Al modo de una mata hari totalmente inexperta,
blandiendo una vistosa copa en alto se acercó a una mesa de ruleta intentando
emular a los personajes más llamativos de aquel sector. Decidida a hacerse
notar por lo arriesgado de sus jugadas, arrimó la modesta pila de fichas que le
quedaban a uno de los números centrales del tablero, intentando que fuese el
azar simplemente el que guiara la dirección de su mano. Cuando la bolilla se
detuvo, tardó en comprender lo que había sucedido: acertó su primer pleno casi sin pensarlo. La satisfacción
de ver que más de uno a su alrededor sintió real envidia de su acierto, fue
mayor que la que le produjo comprobar el tamaño que había alcanzado su montón
de fichas. Sintió su corazón latir con fuerza inusitada. La que sería una noche
de gloria para su ego acomplejado fue reafirmada por su persistencia a no querer
mover nunca sus fichas. Por cinco veces apostó al mismo número y las cinco
ganó, multiplicando exponencialmente la cifra inicial.
Cuando por fin, desbordante de
éxtasis, luces y alcohol tomó el taxi de regreso a su casa, empaquetado
torpemente sobre su regazo llevaba con ella un inesperado millón dispuesto a
ser disfrutado.
Apenas traspasado el umbral de su
oscuro departamento la fuerza de su depresión volvió a instalársele de lleno en
su corazón y ningún pensamiento positivo nacido del impensado premio que
acababa de recibir logró quebrar la angustia de sus antiguas frustraciones. La
soledad en la que vivía adquirió nuevamente la verdadera magnitud con la que
solía aplastar cualquier intento de optimismo en su vida y el llanto se instaló
nuevamente como único refugio.
Pese a lo extraordinario de la
situación, aquel regalo que le daba el destino como respuesta a su osada
provocación, lejos estaba de brindarle algo de alivio o esperanza, todo lo
contrario, sentía que la volvía a colocar sobreexpuesta frente a todos sus
irresueltos complejos y frustraciones. Decidió entonces proseguir con su plan incluyendo ahora el
dinero como elemento dramático crucial enmarcando la que sería su despedida.
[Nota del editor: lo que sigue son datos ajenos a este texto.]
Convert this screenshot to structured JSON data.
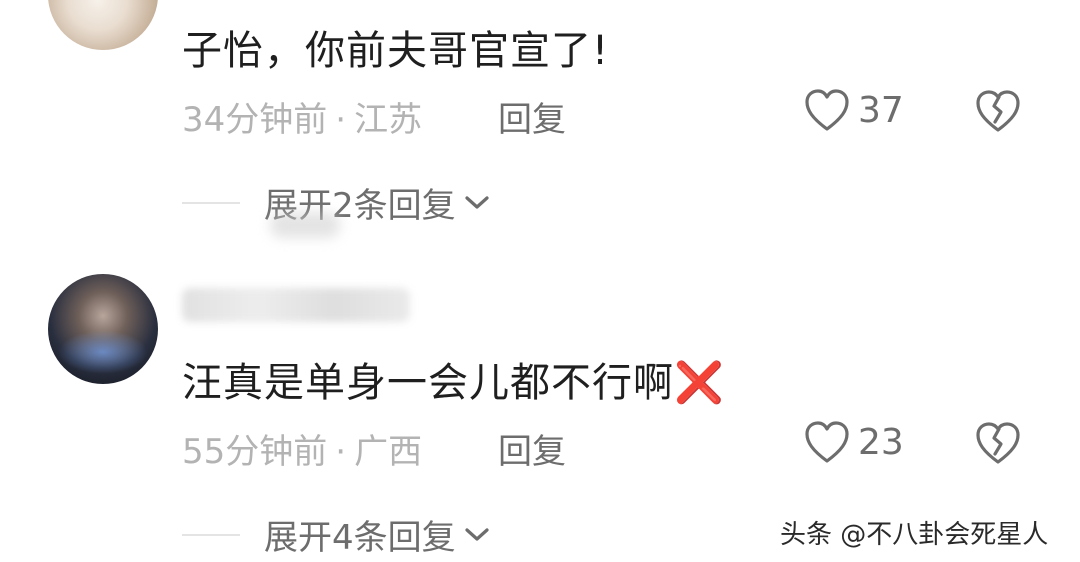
{
  "comments": [
    {
      "text": "子怡，你前夫哥官宣了!",
      "time": "34分钟前",
      "separator": "·",
      "location": "江苏",
      "reply_label": "回复",
      "likes": "37",
      "expand_label": "展开2条回复"
    },
    {
      "text": "汪真是单身一会儿都不行啊",
      "emoji": "❌",
      "time": "55分钟前",
      "separator": "·",
      "location": "广西",
      "reply_label": "回复",
      "likes": "23",
      "expand_label": "展开4条回复"
    }
  ],
  "watermark": "头条 @不八卦会死星人",
  "icons": {
    "like": "heart-outline-icon",
    "dislike": "broken-heart-icon",
    "expand": "chevron-down-icon"
  },
  "colors": {
    "text_primary": "#1f1f1f",
    "text_secondary": "#6d6d6d",
    "text_muted": "#b3b3b3",
    "emoji_red": "#e0322b"
  }
}
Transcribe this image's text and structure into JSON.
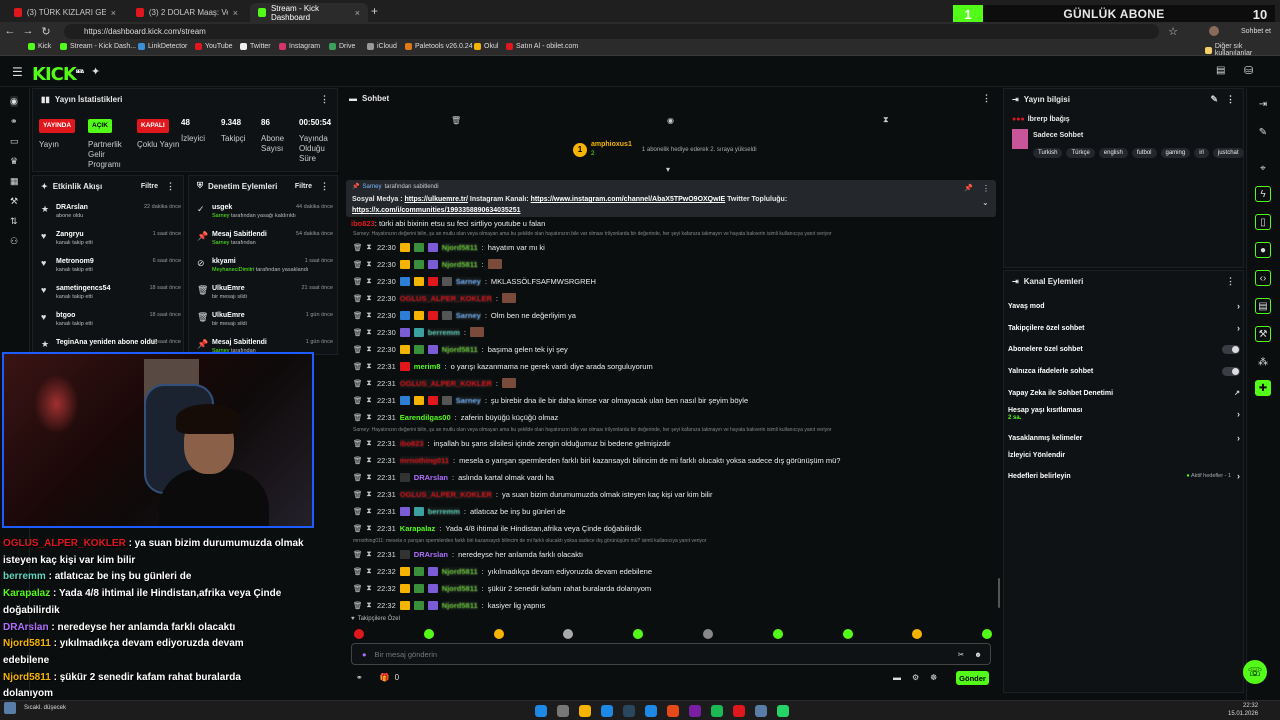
{
  "browser": {
    "tabs": [
      {
        "title": "(3) TÜRK KIZLARI GERÇEKTEN \"KI...",
        "active": false
      },
      {
        "title": "(3) 2 DOLAR Maaş: Venezuela'da İ...",
        "active": false
      },
      {
        "title": "Stream - Kick Dashboard",
        "active": true
      }
    ],
    "url": "https://dashboard.kick.com/stream",
    "bookmarks": [
      "Kick",
      "Stream - Kick Dash...",
      "LinkDetector",
      "YouTube",
      "Twitter",
      "Instagram",
      "Drive",
      "iCloud",
      "Paletools v26.0.24",
      "Okul",
      "Satın Al - obilet.com"
    ],
    "bookmarks_right": "Diğer sık kullanılanlar",
    "profile_label": "Sohbet et"
  },
  "overlay_banner": {
    "number_left": "1",
    "label": "GÜNLÜK ABONE",
    "number_right": "10"
  },
  "kick": {
    "logo": "KICK",
    "logo_beta": "BETA"
  },
  "stream_stats": {
    "title": "Yayın İstatistikleri",
    "badges": [
      {
        "text": "YAYINDA",
        "sub": "Yayın",
        "color": "#e0171d"
      },
      {
        "text": "AÇIK",
        "sub": "Partnerlik Gelir Programı",
        "color": "#53fc18"
      },
      {
        "text": "KAPALI",
        "sub": "Çoklu Yayın",
        "color": "#e0171d"
      }
    ],
    "numbers": [
      {
        "value": "48",
        "label": "İzleyici"
      },
      {
        "value": "9.348",
        "label": "Takipçi"
      },
      {
        "value": "86",
        "label": "Abone Sayısı"
      },
      {
        "value": "00:50:54",
        "label": "Yayında Olduğu Süre"
      }
    ]
  },
  "activity": {
    "title": "Etkinlik Akışı",
    "filter": "Filtre",
    "items": [
      {
        "name": "DRArslan",
        "desc": "abone oldu",
        "time": "22 dakika önce",
        "icon": "★"
      },
      {
        "name": "Zangryu",
        "desc": "kanalı takip etti",
        "time": "1 saat önce",
        "icon": "♥"
      },
      {
        "name": "Metronom9",
        "desc": "kanalı takip etti",
        "time": "6 saat önce",
        "icon": "♥"
      },
      {
        "name": "sametingencs54",
        "desc": "kanalı takip etti",
        "time": "18 saat önce",
        "icon": "♥"
      },
      {
        "name": "btgoo",
        "desc": "kanalı takip etti",
        "time": "18 saat önce",
        "icon": "♥"
      },
      {
        "name": "TeginAna yeniden abone oldu!",
        "desc": "",
        "time": "18 saat önce",
        "icon": "★"
      }
    ]
  },
  "moderation": {
    "title": "Denetim Eylemleri",
    "filter": "Filtre",
    "items": [
      {
        "name": "usgek",
        "desc_user": "Sarney",
        "desc": " tarafından yasağı kaldırıldı",
        "time": "44 dakika önce",
        "icon": "✓"
      },
      {
        "name": "Mesaj Sabitlendi",
        "desc_user": "Sarney",
        "desc": " tarafından",
        "time": "54 dakika önce",
        "icon": "📌"
      },
      {
        "name": "kkyami",
        "desc_user": "MeyhaneciDimitri",
        "desc": " tarafından yasaklandı",
        "time": "1 saat önce",
        "icon": "⊘"
      },
      {
        "name": "UlkuEmre",
        "desc_user": "",
        "desc": "bir mesajı sildi",
        "time": "21 saat önce",
        "icon": "🗑"
      },
      {
        "name": "UlkuEmre",
        "desc_user": "",
        "desc": "bir mesajı sildi",
        "time": "1 gün önce",
        "icon": "🗑"
      },
      {
        "name": "Mesaj Sabitlendi",
        "desc_user": "Sarney",
        "desc": " tarafından",
        "time": "1 gün önce",
        "icon": "📌"
      }
    ]
  },
  "chat": {
    "title": "Sohbet",
    "top_sub": {
      "name": "amphioxus1",
      "sub": "2",
      "text": "1 abonelik hediye ederek 2. sıraya yükseldi"
    },
    "pinned": {
      "by_user": "Sarney",
      "by_text": "tarafından sabitlendi",
      "line1_prefix": "Sosyal Medya : ",
      "link1": "https://ulkuemre.tr/",
      "line1_mid": " Instagram Kanalı: ",
      "link2": "https://www.instagram.com/channel/AbaX5TPwO9OXQwIE",
      "line1_suffix": " Twitter Topluluğu:",
      "link3": "https://x.com/i/communities/1993358890634035251"
    },
    "above_text": "türki abi bixinin etsu su feci sirtliyo youtube u falan",
    "above_user": "ibo823",
    "messages": [
      {
        "type": "reply",
        "text": "Sarney: Hayatınızın değerini bilin, şu an mutlu olan veya olmayan ama bu şekilde olan hayatınızın bile var olması trilyonlarda bir değerinde, her şeyi kafanıza takmayın ve hayata bakverin isimli kullanıcıya yanıt veriyor"
      },
      {
        "time": "22:30",
        "user": "Njord5811",
        "color": "#6fcf3f",
        "blur": true,
        "text": "hayatım var mı ki",
        "badges": [
          "#f5b400",
          "#3a8f3a",
          "#7b5cd6"
        ]
      },
      {
        "time": "22:30",
        "user": "Njord5811",
        "color": "#6fcf3f",
        "blur": true,
        "text": "",
        "badges": [
          "#f5b400",
          "#3a8f3a",
          "#7b5cd6"
        ],
        "emote": true
      },
      {
        "time": "22:30",
        "user": "Sarney",
        "color": "#7ab8ff",
        "blur": true,
        "text": "MKLASSÖLFSAFMWSRGREH",
        "badges": [
          "#2d7fd6",
          "#f5b400",
          "#e0171d",
          "#555"
        ]
      },
      {
        "time": "22:30",
        "user": "OGLUS_ALPER_KOKLER",
        "color": "#e0171d",
        "blur": true,
        "text": "",
        "badges": [],
        "emote": true
      },
      {
        "time": "22:30",
        "user": "Sarney",
        "color": "#7ab8ff",
        "blur": true,
        "text": "Olm ben ne değerliyim ya",
        "badges": [
          "#2d7fd6",
          "#f5b400",
          "#e0171d",
          "#555"
        ]
      },
      {
        "time": "22:30",
        "user": "berremm",
        "color": "#5fd6c0",
        "blur": true,
        "text": "",
        "badges": [
          "#7b5cd6",
          "#3aa0a0"
        ],
        "emote": true
      },
      {
        "time": "22:30",
        "user": "Njord5811",
        "color": "#6fcf3f",
        "blur": true,
        "text": "başıma gelen tek iyi şey",
        "badges": [
          "#f5b400",
          "#3a8f3a",
          "#7b5cd6"
        ]
      },
      {
        "time": "22:31",
        "user": "merim8",
        "color": "#53fc18",
        "blur": false,
        "text": "o yarışı kazanmama ne gerek vardı diye arada sorguluyorum",
        "badges": [
          "#e0171d"
        ]
      },
      {
        "time": "22:31",
        "user": "OGLUS_ALPER_KOKLER",
        "color": "#e0171d",
        "blur": true,
        "text": "",
        "badges": [],
        "emote": true
      },
      {
        "time": "22:31",
        "user": "Sarney",
        "color": "#7ab8ff",
        "blur": true,
        "text": "şu birebir dna ile bir daha kimse var olmayacak ulan ben nasıl bir şeyim böyle",
        "badges": [
          "#2d7fd6",
          "#f5b400",
          "#e0171d",
          "#555"
        ]
      },
      {
        "time": "22:31",
        "user": "Earendilgas00",
        "color": "#53fc18",
        "blur": false,
        "text": "zaferin büyüğü küçüğü olmaz",
        "badges": []
      },
      {
        "type": "reply",
        "text": "Sarney: Hayatınızın değerini bilin, şu an mutlu olan veya olmayan ama bu şekilde olan hayatınızın bile var olması trilyonlarda bir değerinde, her şeyi kafanıza takmayın ve hayata bakverin isimli kullanıcıya yanıt veriyor"
      },
      {
        "time": "22:31",
        "user": "ibo823",
        "color": "#e0171d",
        "blur": true,
        "text": "inşallah bu şans silsilesi içinde zengin olduğumuz bi bedene gelmişizdir",
        "badges": []
      },
      {
        "time": "22:31",
        "user": "mrnothing011",
        "color": "#e0171d",
        "blur": true,
        "text": "mesela o yarışan spermlerden farklı biri kazansaydı bilincim de mi farklı olucaktı yoksa sadece dış görünüşüm mü?",
        "badges": []
      },
      {
        "time": "22:31",
        "user": "DRArslan",
        "color": "#b070ff",
        "blur": false,
        "text": "aslında kartal olmak vardı ha",
        "badges": [
          "#333"
        ]
      },
      {
        "time": "22:31",
        "user": "OGLUS_ALPER_KOKLER",
        "color": "#e0171d",
        "blur": true,
        "text": "ya suan bizim durumumuzda olmak isteyen kaç kişi var kim bilir",
        "badges": []
      },
      {
        "time": "22:31",
        "user": "berremm",
        "color": "#5fd6c0",
        "blur": true,
        "text": "atlatıcaz be inş bu günleri de",
        "badges": [
          "#7b5cd6",
          "#3aa0a0"
        ]
      },
      {
        "time": "22:31",
        "user": "Karapalaz",
        "color": "#53fc18",
        "blur": false,
        "text": "Yada 4/8 ihtimal ile Hindistan,afrika veya Çinde doğabilirdik",
        "badges": []
      },
      {
        "type": "reply",
        "text": "mrnothing011: mesela o yarışan spermlerden farklı biri kazansaydı bilincim de mi farklı olucaktı yoksa sadece dış görünüşüm mü? isimli kullanıcıya yanıt veriyor"
      },
      {
        "time": "22:31",
        "user": "DRArslan",
        "color": "#b070ff",
        "blur": false,
        "text": "neredeyse her anlamda farklı olacaktı",
        "badges": [
          "#333"
        ]
      },
      {
        "time": "22:32",
        "user": "Njord5811",
        "color": "#6fcf3f",
        "blur": true,
        "text": "yıkılmadıkça devam ediyoruzda devam edebilene",
        "badges": [
          "#f5b400",
          "#3a8f3a",
          "#7b5cd6"
        ]
      },
      {
        "time": "22:32",
        "user": "Njord5811",
        "color": "#6fcf3f",
        "blur": true,
        "text": "şükür 2 senedir kafam rahat buralarda dolanıyom",
        "badges": [
          "#f5b400",
          "#3a8f3a",
          "#7b5cd6"
        ]
      },
      {
        "time": "22:32",
        "user": "Njord5811",
        "color": "#6fcf3f",
        "blur": true,
        "text": "kasiyer lig yapnıs",
        "badges": [
          "#f5b400",
          "#3a8f3a",
          "#7b5cd6"
        ]
      }
    ],
    "followers_only": "Takipçilere Özel",
    "input_placeholder": "Bir mesaj gönderin",
    "count": "0",
    "send": "Gönder"
  },
  "stream_info": {
    "title": "Yayın bilgisi",
    "stream_title": "İbrerp İbağış",
    "category": "Sadece Sohbet",
    "tags": [
      "Turkish",
      "Türkçe",
      "english",
      "futbol",
      "gaming",
      "irl",
      "justchat"
    ]
  },
  "channel_actions": {
    "title": "Kanal Eylemleri",
    "rows": [
      {
        "label": "Yavaş mod",
        "kind": "arrow"
      },
      {
        "label": "Takipçilere özel sohbet",
        "kind": "arrow"
      },
      {
        "label": "Abonelere özel sohbet",
        "kind": "toggle"
      },
      {
        "label": "Yalnızca ifadelerle sohbet",
        "kind": "toggle"
      },
      {
        "label": "Yapay Zeka ile Sohbet Denetimi",
        "kind": "external"
      },
      {
        "label": "Hesap yaşı kısıtlaması",
        "kind": "arrow",
        "sub": "2 sa."
      },
      {
        "label": "Yasaklanmış kelimeler",
        "kind": "arrow"
      },
      {
        "label": "İzleyici Yönlendir",
        "kind": "none"
      },
      {
        "label": "Hedefleri belirleyin",
        "kind": "arrow",
        "extra": "Aktif hedefler - 1"
      }
    ]
  },
  "left_overlay": [
    {
      "user": "OGLUS_ALPER_KOKLER",
      "color": "#e0171d",
      "text": " : ya suan bizim durumumuzda olmak"
    },
    {
      "user": "",
      "color": "#fff",
      "text": "isteyen kaç kişi var kim bilir"
    },
    {
      "user": "berremm",
      "color": "#5fd6c0",
      "text": " : atlatıcaz be inş bu günleri de"
    },
    {
      "user": "Karapalaz",
      "color": "#53fc18",
      "text": " : Yada 4/8 ihtimal ile Hindistan,afrika veya Çinde"
    },
    {
      "user": "",
      "color": "#fff",
      "text": "doğabilirdik"
    },
    {
      "user": "DRArslan",
      "color": "#b070ff",
      "text": " : neredeyse her anlamda farklı olacaktı"
    },
    {
      "user": "Njord5811",
      "color": "#f5b400",
      "text": " : yıkılmadıkça devam ediyoruzda devam"
    },
    {
      "user": "",
      "color": "#fff",
      "text": "edebilene"
    },
    {
      "user": "Njord5811",
      "color": "#f5b400",
      "text": " : şükür 2 senedir kafam rahat buralarda"
    },
    {
      "user": "",
      "color": "#fff",
      "text": "dolanıyom"
    },
    {
      "user": "Njord5811",
      "color": "#f5b400",
      "text": " : kasiyer lig yapnıs"
    }
  ],
  "taskbar": {
    "time": "22:32",
    "date": "15.01.2026",
    "weather": "Sıcakl. düşecek"
  }
}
Desempaquetó el voluminoso
paquete de dinero, lo miró por unos minutos, resignada ya a desprenderse de
ellos sin pena ni remordimiento. Cierta inocultable satisfacción le nacía al
pensar que su personal decisión lograría
alterar la suerte de quien, en un futuro muy próximo se topara con ellos.
A la mañana siguiente cuando la
muchacha de la limpieza llegó como siempre para hacer sus tareas, se encontró
con el cuadro más grotesco e inaudito que jamás se hubiera imaginado: el cuerpo
inerte de la dueña de casa colgando sin vida de la araña del comedor, frente a él,
la puerta del balcón abierta y sobre la pequeña mesa del café sacada al exterior
para la ocasión, como pájaros en libertad volando a los cuatro vientos,
montones de billetes elevándose por los aires hacia horizontes impensados,
dispuestos a arribar hacia donde el insondable destino lo dispusiese.